Isn't there a possibility too that the black market will thrive even more? For "problem drinkers", already failing to confront their addiction, won't they still find any means they can to continue their habit? These are the people the proposed policy is aimed at. I’m not convinced it will work.

What concerns me just as much is that many more civilised, responsible citizens will also find themselves being punished for the behaviour of the drunks. While they have always enjoyed the odd tipple here and there - or even a bottle of wine over dinner - they have harmed nobody. They have simply, and quite legally, indulged their desire for an alcoholic drink without causing any trouble. Now they stand to be hit in their pockets and many will find this hard to take. The elderly, those on low incomes - these are the people who are going to find it suddenly much more expensive to enjoy their favourite drop, perhaps to the point where they actually cannot afford it any longer and so have to cut right back or even cut it out altogether.  This is grossly unfair.

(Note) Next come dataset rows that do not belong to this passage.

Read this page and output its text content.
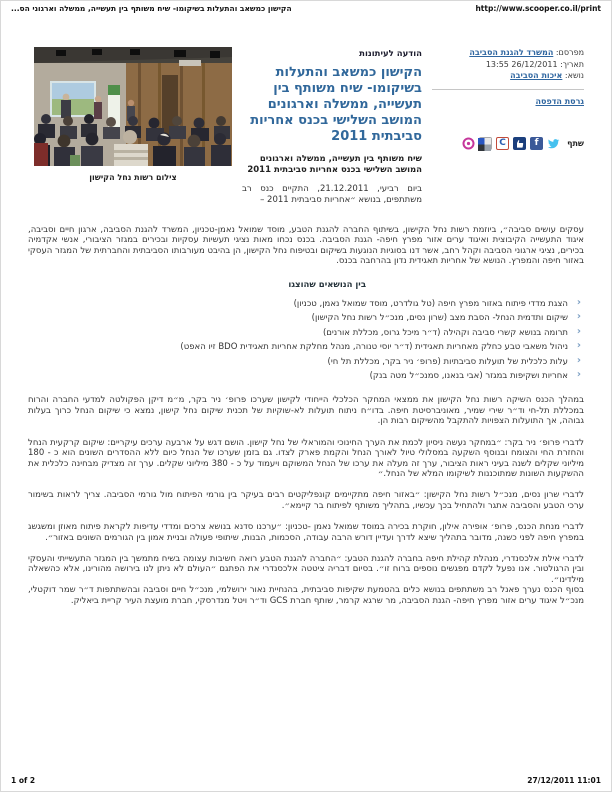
הקישון כמשאב והתעלות בשיקומו- שיח משותף בין תעשייה, ממשלה וארגוני הס...	http://www.scooper.co.il/print
מפרסם: המשרד להגנת הסביבה
תאריך: 13:55 26/12/2011
נושא: איכות הסביבה
גרסת הדפסה
שתף
f
C
הודעה לעיתונות
הקישון כמשאב והתעלות
בשיקומו- שיח משותף בין
תעשייה, ממשלה וארגונים
המושב השלישי בכנס אחריות
סביבתית 2011
שיח משותף בין תעשייה, ממשלה וארגונים המושב השלישי בכנס אחריות סביבתית 2011
ביום רביעי, 21.12.2011, התקיים כנס רב משתתפים, בנושא ״אחריות סביבתית 2011 –
צילום רשות נחל הקישון

עסקים עושים סביבה״, ביוזמת רשות נחל הקישון, בשיתוף החברה להגנת הטבע, מוסד שמואל נאמן-טכניון, המשרד להגנת הסביבה, ארגון חיים וסביבה, איגוד התעשייה הקיבוצית ואיגוד ערים אזור מפרץ חיפה- הגנת הסביבה. בכנס נכחו מאות נציגי תעשיות עסקיות ובכירים במגזר הציבורי, אנשי אקדמיה בכירים, נציגי ארגוני הסביבה וקהל רחב, אשר דנו בסוגיות הנוגעות בשיקום ובטיפוח נחל הקישון, הן בהיבט מעורבותו הסביבתית והחברתית של המגזר העסקי באזור חיפה והמפרץ. הנושא של אחריות תאגידית נדון בהרחבה בכנס.

בין הנושאים שהוצגו
‹
הצגת מדדי פיתוח באזור מפרץ חיפה (טל גולדרט, מוסד שמואל נאמן, טכניון)
‹
שיקום ותדמית הנחל- הסבת מצב (שרון נסים, מנכ״ל רשות נחל הקישון)
‹
תרומה בנושא קשרי סביבה וקהילה (ד״ר מיכל גרוס, מכללת אורנים)
‹
ניהול משאבי טבע כחלק מאחריות תאגידית (ד״ר יוסי טנורה, מנהל מחלקת אחריות תאגידית BDO זיו האפט)
‹
עלות כלכלית של תועלות סביבתיות (פרופ׳ ניר בקר, מכללת תל חי)
‹
אחריות ושקיפות במגזר (אבי בנאנו, סמנכ״ל מטה בנק)

במהלך הכנס השיקה רשות נחל הקישון את ממצאי המחקר הכלכלי הייחודי לקישון שערכו פרופ׳ ניר בקר, מ״מ דיקן הפקולטה למדעי החברה והרוח במכללת תל-חי וד״ר שירי שמיר, מאוניברסיטת חיפה. בדו״ח ניתוח תועלות לא-שוקיות של תכנית שיקום נחל קישון, נמצא כי שיקום הנחל כרוך בעלות גבוהה, אך התועלות הצפויות להתקבל מהשיקום רבות הן.

לדברי פרופ׳ ניר בקר: ״במחקר נעשה ניסיון לכמת את הערך החינוכי והמוראלי של נחל קישון. הושם דגש על ארבעה ערכים עיקריים: שיקום קרקעית הנחל והחזרת החי והצומח ובנוסף השקעה במסלולי טיול לאורך הנחל והקמת פארק לצדו. גם בזמן שערכו של הנחל כיום ללא ההסדרים השונים הוא כ - 180 מיליוני שקלים לשנה בעיני ראות הציבור, ערך זה מעלה את ערכו של הנחל המשוקם ויעמוד על כ - 380 מיליוני שקלים. ערך זה מצדיק מבחינה כלכלית את ההשקעות השונות שמתוכננות לשיקומו המלא של הנחל.״

לדברי שרון נסים, מנכ״ל רשות נחל הקישון: ״באזור חיפה מתקיימים קונפליקטים רבים בעיקר בין גורמי הפיתוח מול גורמי הסביבה. צריך לראות בשימור ערכי הטבע והסביבה אתגר ולהתחיל בכך עכשיו, בתהליך משותף לפיתוח בר קיימא״.

לדברי מנחת הכנס, פרופ׳ אופירה אילון, חוקרת בכירה במוסד שמואל נאמן -טכניון: ״ערכנו סדנא בנושא צרכים ומדדי עדיפות לקראת פיתוח מאוזן ומשגשג במפרץ חיפה לפני כשנה, מדובר בתהליך שיצא לדרך ועדיין דורש הרבה עבודה, הסכמות, הבנות, שיתופי פעולה ובניית אמון בין הגורמים השונים באזור״.

לדברי אילת אלכסנדרי, מנהלת קהילת חיפה בחברה להגנת הטבע: ״החברה להגנת הטבע רואה חשיבות עצומה בשיח מתמשך בין המגזר התעשייתי והעסקי ובין הרגולטור. אנו נפעל לקדם מפגשים נוספים ברוח זו״. בסיום דבריה ציטטה אלכסנדרי את הפתגם ״העולם לא ניתן לנו בירושה מהורינו, אלא כהשאלה מילדינו״.

בסוף הכנס נערך פאנל רב משתתפים בנושא כלים בהטמעת שקיפות סביבתית, בהנחיית נאור ירושלמי, מנכ״ל חיים וסביבה ובהשתתפות ד״ר שמר דוקטלי, מנכ״ל איגוד ערים אזור מפרץ חיפה- הגנת הסביבה, מר שרגא קרמר, שותף חברת GCS וד״ר ויטל מנדרסקי, חברת מועצת העיר קריית ביאליק.

1 of 2	27/12/2011 11:01
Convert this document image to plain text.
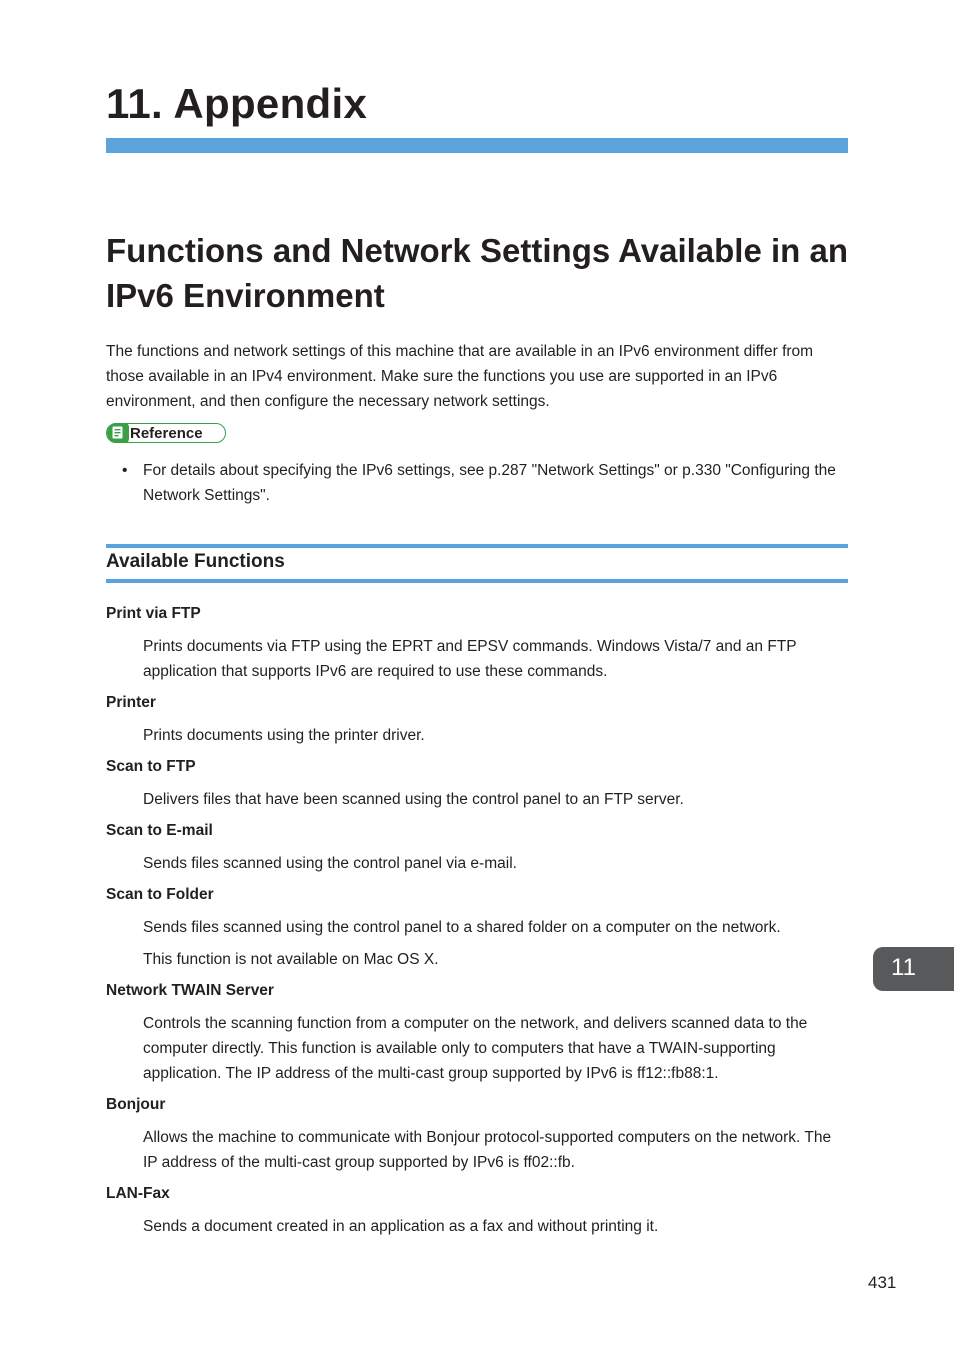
11. Appendix
Functions and Network Settings Available in an IPv6 Environment

The functions and network settings of this machine that are available in an IPv6 environment differ from those available in an IPv4 environment. Make sure the functions you use are supported in an IPv6 environment, and then configure the necessary network settings.

Reference
• For details about specifying the IPv6 settings, see p.287 "Network Settings" or p.330 "Configuring the Network Settings".
Available Functions

Print via FTP

Prints documents via FTP using the EPRT and EPSV commands. Windows Vista/7 and an FTP application that supports IPv6 are required to use these commands.

Printer

Prints documents using the printer driver.

Scan to FTP

Delivers files that have been scanned using the control panel to an FTP server.

Scan to E-mail

Sends files scanned using the control panel via e-mail.

Scan to Folder

Sends files scanned using the control panel to a shared folder on a computer on the network.

This function is not available on Mac OS X.

Network TWAIN Server

Controls the scanning function from a computer on the network, and delivers scanned data to the computer directly. This function is available only to computers that have a TWAIN-supporting application. The IP address of the multi-cast group supported by IPv6 is ff12::fb88:1.

Bonjour

Allows the machine to communicate with Bonjour protocol-supported computers on the network. The IP address of the multi-cast group supported by IPv6 is ff02::fb.

LAN-Fax

Sends a document created in an application as a fax and without printing it.

11
431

It is surely profoundly un-Conservative to make everyone pay for the sins of some.  We need a better way forward. As ever, education must be at the heart of this - we’ll only get somewhere by properly communicating the dangers of drinking to excess. There are lots of initiatives targeted at young people and families, but we could be doing more.

And we need proper enforcement of the Law that already exists. Under the Licensing Act of 2003, it is an offence to knowingly serve alcohol to anyone who is clearly intoxicated. If this is the case, how is it possible that preloading is such a common problem? If someone goes out already drunk, surely no-one should be serving them alcohol over a shop counter or over a bar? In 2010, there were only three convictions for this. We need to look at how local police forces deploy resources to enforce the law, how dispersal orders are used and how town halls can play their part by restricting the number of licensed premises in concentrated areas.

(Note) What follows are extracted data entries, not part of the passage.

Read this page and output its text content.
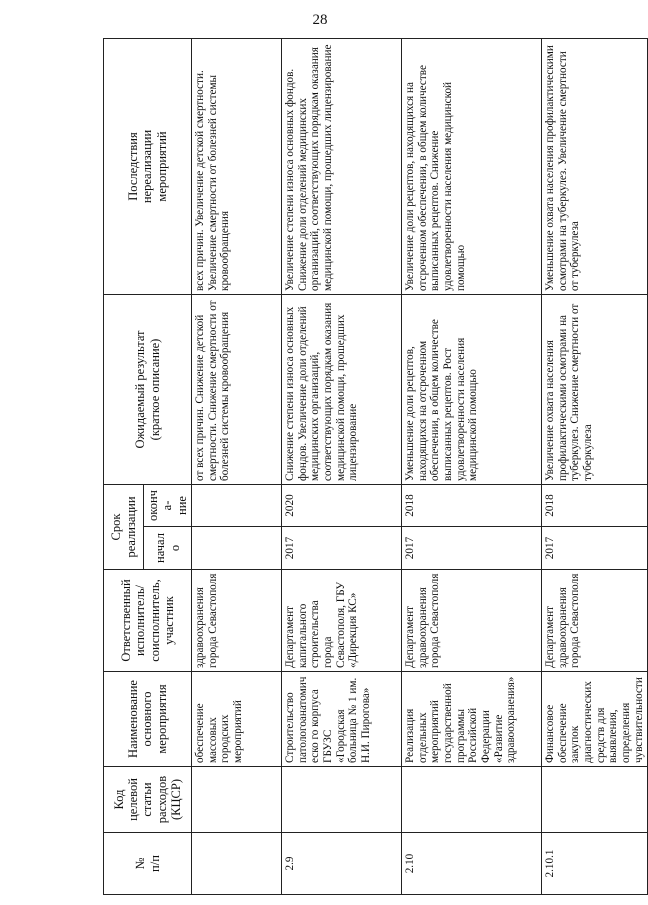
28
№
п/п	Код целевой
статьи расходов
(КЦСР)	Наименование
основного
мероприятия	Ответственный
исполнитель/
соисполнитель,
участник	Срок реализации		Ожидаемый результат
(краткое описание)	Последствия
нереализации
мероприятий
				начало	оконча-
ние		
		обеспечение массовых городских мероприятий	здравоохранения города Севастополя			от всех причин. Снижение детской смертности. Снижение смертности от болезней системы кровообращения	всех причин. Увеличение детской смертности. Увеличение смертности от болезней системы кровообращения
2.9		Строительство патологоанатомическо го корпуса ГБУЗС «Городская больница № 1 им. Н.И. Пирогова»	Департамент капитального строительства города Севастополя, ГБУ «Дирекция КС»	2017	2020	Снижение степени износа основных фондов. Увеличение доли отделений медицинских организаций, соответствующих порядкам оказания медицинской помощи, прошедших лицензирование	Увеличение степени износа основных фондов. Снижение доли отделений медицинских организаций, соответствующих порядкам оказания медицинской помощи, прошедших лицензирование
2.10		Реализация отдельных мероприятий государственной программы Российской Федерации «Развитие здравоохранения»	Департамент здравоохранения города Севастополя	2017	2018	Уменьшение доли рецептов, находящихся на отсроченном обеспечении, в общем количестве выписанных рецептов. Рост удовлетворенности населения медицинской помощью	Увеличение доли рецептов, находящихся на отсроченном обеспечении, в общем количестве выписанных рецептов. Снижение удовлетворенности населения медицинской помощью
2.10.1		Финансовое обеспечение закупок диагностических средств для выявления, определения чувствительности	Департамент здравоохранения города Севастополя	2017	2018	Увеличение охвата населения профилактическими осмотрами на туберкулез. Снижение смертности от туберкулеза	Уменьшение охвата населения профилактическими осмотрами на туберкулез. Увеличение смертности от туберкулеза
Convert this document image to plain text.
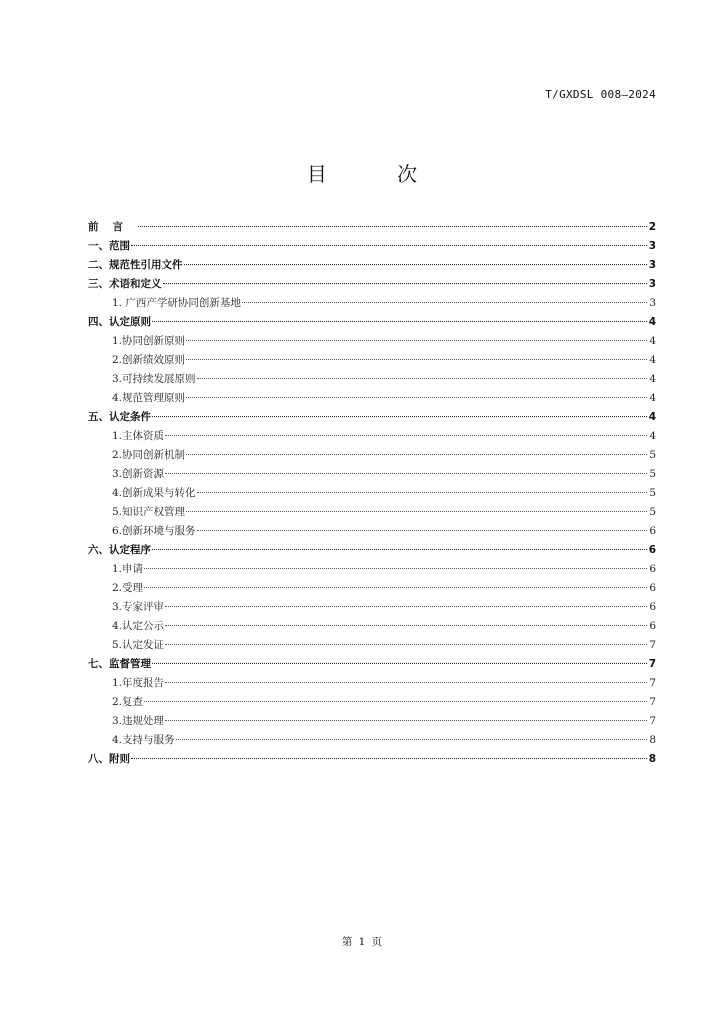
T/GXDSL 008—2024
目 次
前言	2
一、范围	3
二、规范性引用文件	3
三、术语和定义	3
1. 广西产学研协同创新基地	3
四、认定原则	4
1.协同创新原则	4
2.创新绩效原则	4
3.可持续发展原则	4
4.规范管理原则	4
五、认定条件	4
1.主体资质	4
2.协同创新机制	5
3.创新资源	5
4.创新成果与转化	5
5.知识产权管理	5
6.创新环境与服务	6
六、认定程序	6
1.申请	6
2.受理	6
3.专家评审	6
4.认定公示	6
5.认定发证	7
七、监督管理	7
1.年度报告	7
2.复查	7
3.违规处理	7
4.支持与服务	8
八、附则	8
第 1 页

A couple of final thoughts. Between 2005 and 2011, alcohol consumption fell by 20% and, at time when it is necessary for the Treasury to seek almost every source of revenue, does it really make sense to cut a vital revenue stream? More practically, even as this policy is being widely trailed, the Government’s lawyers are hard at work with their Scottish counterparts trying to establish the legality of the proposal as well as get to the bottom of whether it’s even been effective north of the border. Surely an analysis of the responses to the Home Office’s consultation can only take place alongside a thorough assessment of the policy’s impact in Scotland since its introduction earlier this year? This will take time.